Mean Reversion vs. Momentum: Two Strategy Families Every Trader Should Know
Almost every quantitative strategy ever written is a flavor of one of two ideas: things that have moved too far come back, or things that have started moving keep going. Pick the wrong family for the wrong market and you will be confused for months.
Mean Reversion: "It Always Comes Back"
Mean reversion bets that prices oscillate around some equilibrium. A move too far in either direction is an opportunity to fade. RSI under 30, price two standard deviations below a moving average, oversold bounces — these are all the same idea in different clothes.

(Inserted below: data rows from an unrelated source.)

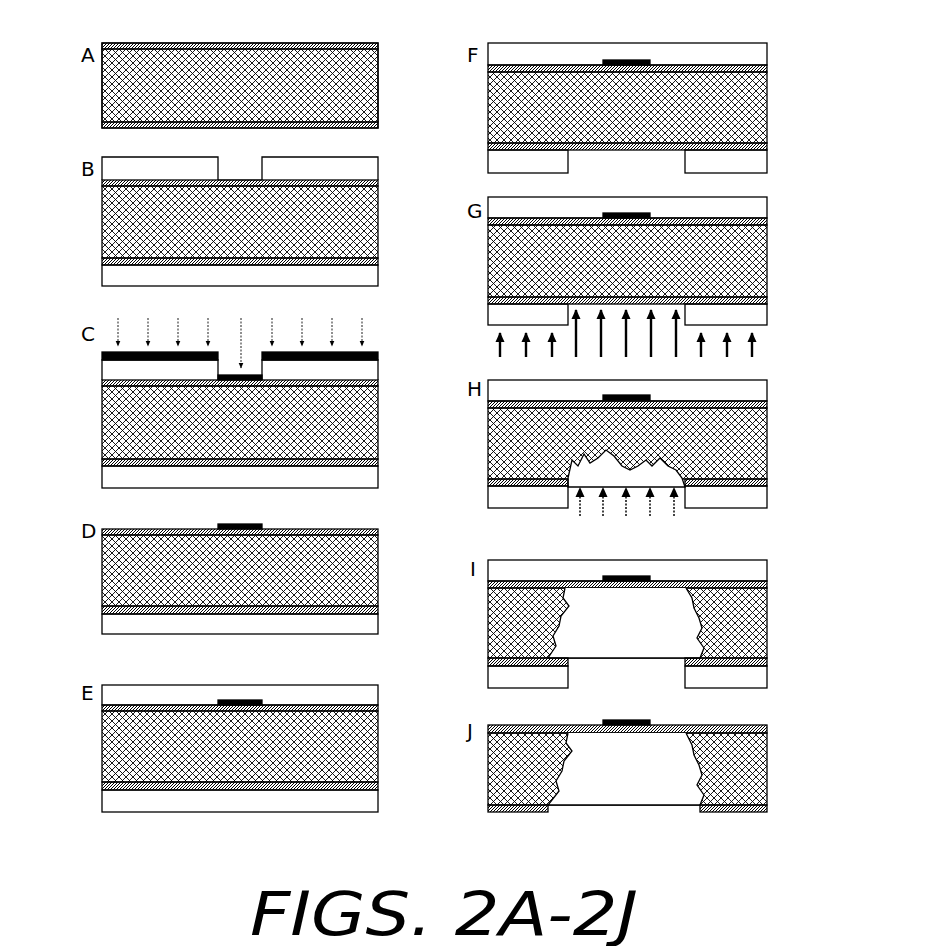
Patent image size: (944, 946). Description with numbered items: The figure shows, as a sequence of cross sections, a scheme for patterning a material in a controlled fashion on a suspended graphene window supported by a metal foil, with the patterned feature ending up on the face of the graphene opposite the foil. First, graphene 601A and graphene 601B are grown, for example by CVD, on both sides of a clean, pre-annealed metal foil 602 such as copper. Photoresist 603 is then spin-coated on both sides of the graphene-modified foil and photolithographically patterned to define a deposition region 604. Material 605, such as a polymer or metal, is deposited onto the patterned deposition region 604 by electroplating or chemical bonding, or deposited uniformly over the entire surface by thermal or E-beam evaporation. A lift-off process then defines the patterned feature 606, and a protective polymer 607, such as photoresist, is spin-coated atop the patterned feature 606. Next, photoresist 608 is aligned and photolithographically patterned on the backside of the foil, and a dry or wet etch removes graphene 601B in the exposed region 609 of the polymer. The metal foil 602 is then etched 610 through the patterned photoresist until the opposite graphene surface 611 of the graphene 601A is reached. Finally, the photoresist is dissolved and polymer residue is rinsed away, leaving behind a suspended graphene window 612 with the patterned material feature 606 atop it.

In FIG. 2A, the graphene 601A is at (386, 45).
In FIG. 2A, the graphene 601B is at (386, 121).
In FIG. 2A, the metal foil 602 is at (386, 82).
In FIG. 2B, the photoresist 603 is at (386, 170).
In FIG. 2B, the deposition region 604 is at (256, 178).
In FIG. 2C, the material 605 is at (386, 356).
In FIG. 2D, the patterned feature 606 is at (266, 528).
In FIG. 2J, the patterned feature 606 is at (625, 716).
In FIG. 2E, the protective polymer 607 is at (386, 701).
In FIG. 2F, the photoresist 608 is at (772, 162).
In FIG. 2G, the exposed region 609 is at (640, 293).
In FIG. 2H, the etch 610 is at (646, 453).
In FIG. 2I, the opposite graphene surface 611 is at (622, 594).
In FIG. 2J, the suspended graphene window 612 is at (592, 738).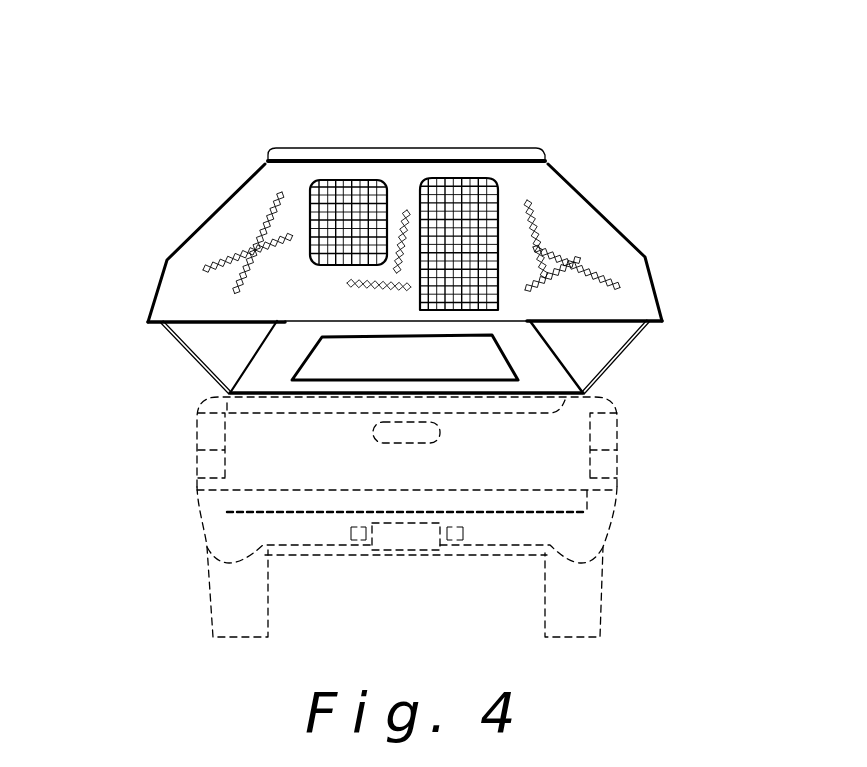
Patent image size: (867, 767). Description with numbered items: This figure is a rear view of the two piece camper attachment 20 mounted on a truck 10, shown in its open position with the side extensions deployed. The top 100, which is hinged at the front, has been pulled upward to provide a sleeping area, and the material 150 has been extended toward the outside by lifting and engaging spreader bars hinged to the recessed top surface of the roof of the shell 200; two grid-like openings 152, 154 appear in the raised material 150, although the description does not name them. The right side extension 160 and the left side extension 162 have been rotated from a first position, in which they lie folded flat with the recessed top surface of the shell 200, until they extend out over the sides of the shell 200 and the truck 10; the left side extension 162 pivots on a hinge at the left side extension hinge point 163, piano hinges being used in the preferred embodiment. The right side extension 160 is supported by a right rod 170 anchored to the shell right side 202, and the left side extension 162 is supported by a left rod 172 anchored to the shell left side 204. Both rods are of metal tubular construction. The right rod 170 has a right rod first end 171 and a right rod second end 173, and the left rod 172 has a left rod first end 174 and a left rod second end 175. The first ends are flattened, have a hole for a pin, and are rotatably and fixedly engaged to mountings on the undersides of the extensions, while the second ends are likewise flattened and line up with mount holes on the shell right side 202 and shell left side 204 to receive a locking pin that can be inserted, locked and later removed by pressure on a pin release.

The truck 10 is at (530, 458).
The two piece camper attachment 20 is at (714, 65).
The top 100 is at (490, 150).
The material 150 is at (553, 205).
The right window 152 is at (468, 203).
The left window 154 is at (338, 210).
The right side extension 160 is at (527, 318).
The left side extension 162 is at (227, 332).
The left side extension hinge point 163 is at (285, 322).
The right rod 170 is at (576, 364).
The right rod first end 171 is at (647, 322).
The left rod 172 is at (247, 367).
The right rod second end 173 is at (583, 390).
The left rod first end 174 is at (162, 322).
The left rod second end 175 is at (228, 393).
The shell 200 is at (545, 372).
The shell right side 202 is at (560, 365).
The shell left side 204 is at (222, 368).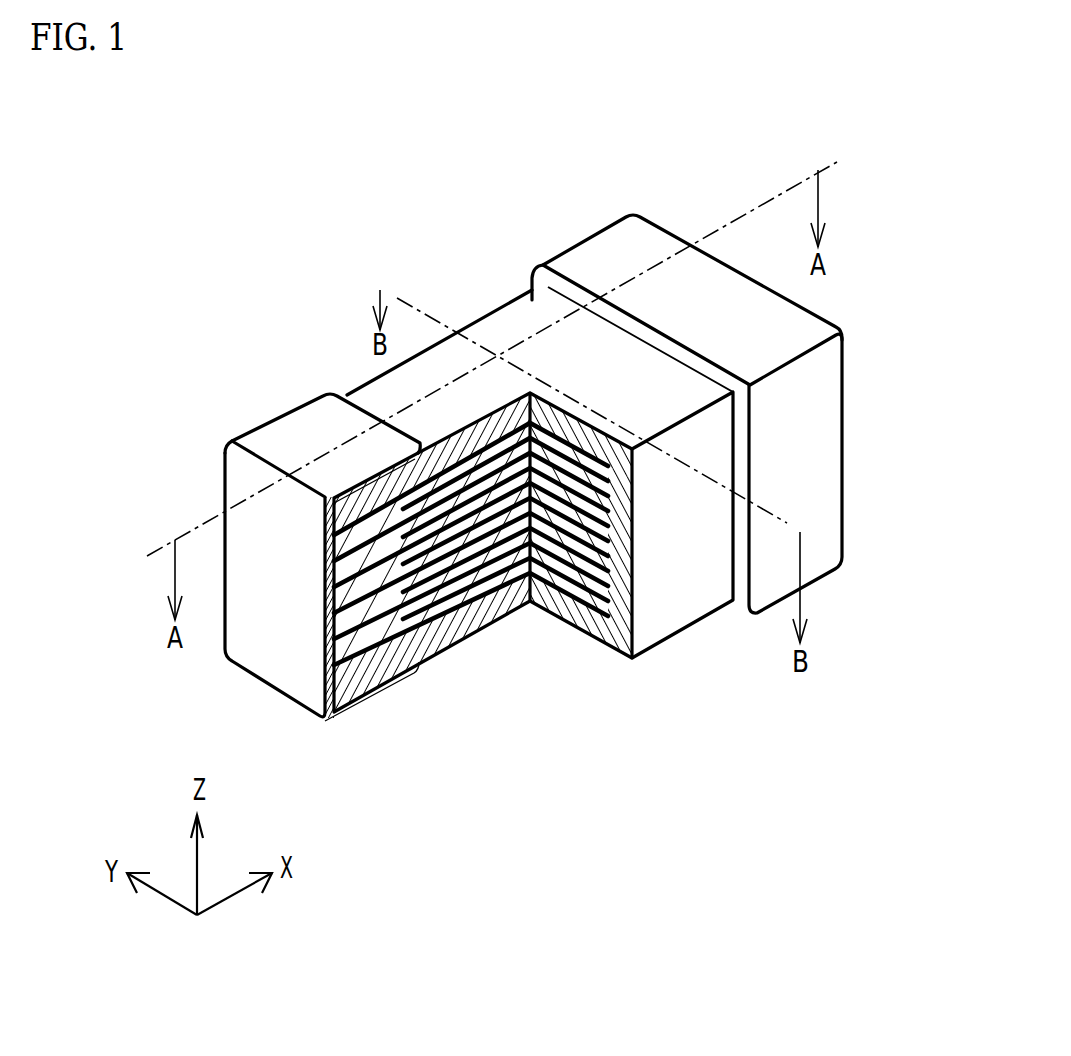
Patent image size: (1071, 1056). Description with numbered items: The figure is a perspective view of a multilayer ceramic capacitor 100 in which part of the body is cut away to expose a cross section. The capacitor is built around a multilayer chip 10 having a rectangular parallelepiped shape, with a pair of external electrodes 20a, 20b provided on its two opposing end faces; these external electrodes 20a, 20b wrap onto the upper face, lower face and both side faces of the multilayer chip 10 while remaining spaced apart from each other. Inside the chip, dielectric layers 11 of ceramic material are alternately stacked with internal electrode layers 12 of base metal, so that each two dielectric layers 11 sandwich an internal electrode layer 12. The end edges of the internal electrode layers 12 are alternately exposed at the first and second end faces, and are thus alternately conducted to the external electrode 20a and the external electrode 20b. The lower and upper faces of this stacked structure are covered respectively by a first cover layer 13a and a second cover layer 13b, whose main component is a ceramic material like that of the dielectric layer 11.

The multilayer ceramic capacitor 100 is at (950, 146).
The multilayer chip 10 is at (367, 383).
The dielectric layer 11 is at (468, 607).
The internal electrode layer 12 is at (517, 606).
The first cover layer 13a is at (368, 678).
The second cover layer 13b is at (500, 334).
The external electrode 20a is at (253, 428).
The external electrode 20b is at (588, 259).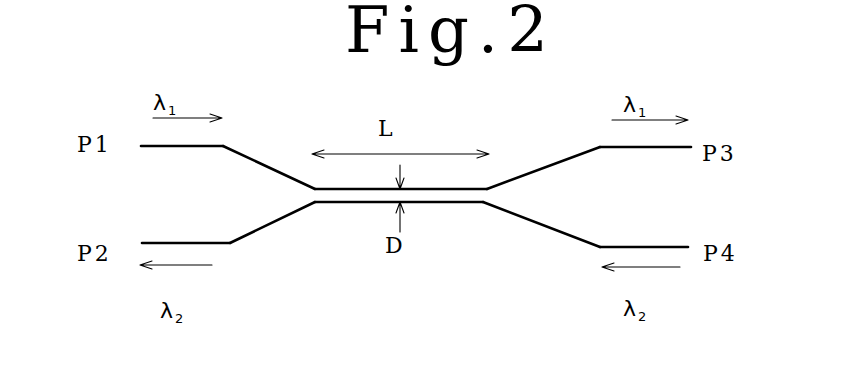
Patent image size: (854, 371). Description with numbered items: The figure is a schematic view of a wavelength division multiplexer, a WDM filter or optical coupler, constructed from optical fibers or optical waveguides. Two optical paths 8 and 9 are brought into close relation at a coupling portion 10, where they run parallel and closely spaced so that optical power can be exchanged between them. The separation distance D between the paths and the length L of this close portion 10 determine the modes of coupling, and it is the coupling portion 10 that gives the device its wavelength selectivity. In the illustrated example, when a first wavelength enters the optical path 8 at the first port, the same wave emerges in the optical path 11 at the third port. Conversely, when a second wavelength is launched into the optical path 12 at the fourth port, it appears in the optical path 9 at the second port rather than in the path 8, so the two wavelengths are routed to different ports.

Mean reversion has high win rates and small wins. It works beautifully in range-bound, low-volatility markets and gets steamrolled by trends. The classic mean-reversion failure mode is shorting strength in a bull market or buying weakness in a crash.
Momentum: "The Trend Is Your Friend"
Momentum is the opposite bet: things that have started moving will keep moving. Buy breakouts, ride trends, exit when momentum fades. Moving average crossovers, channel breakouts, and 12-month returns rankings are all momentum.
Momentum has lower win rates and larger wins. It pays for itself with a few outsized trades each year while losing small amounts on many false starts. The classic momentum failure mode is the choppy market that issues breakout signals every week and never follows through on any of them.
How to Tell Which Regime You Are In
There is no perfect tell, but rough heuristics help. Volatility expansion with directional persistence usually favors momentum. Compressed volatility with frequent reversals favors mean reversion.
The percentage of stocks above their 200-day moving average is a useful broad-market gauge. When it climbs through 60%, momentum tends to work. When it oscillates between 40% and 50%, mean reversion wins more often.
Mixing Both
Many serious traders run one of each. The two families have low correlation in returns — when one is struggling, the other is often fine. The combined equity curve is much smoother than either alone.
This is the same principle as diversification, applied to strategy families instead of assets. You do not have to pick the right regime in advance. You let each strategy take the trades that suit its style.
A Reading Strategy
If you are new and want to start with one family, start with mean reversion on liquid large-caps or major crypto. Win rates are higher, which keeps a beginner emotionally engaged through the inevitable losing streaks. Once a mean-reversion strategy is working, add a momentum overlay. The combination teaches more than either alone.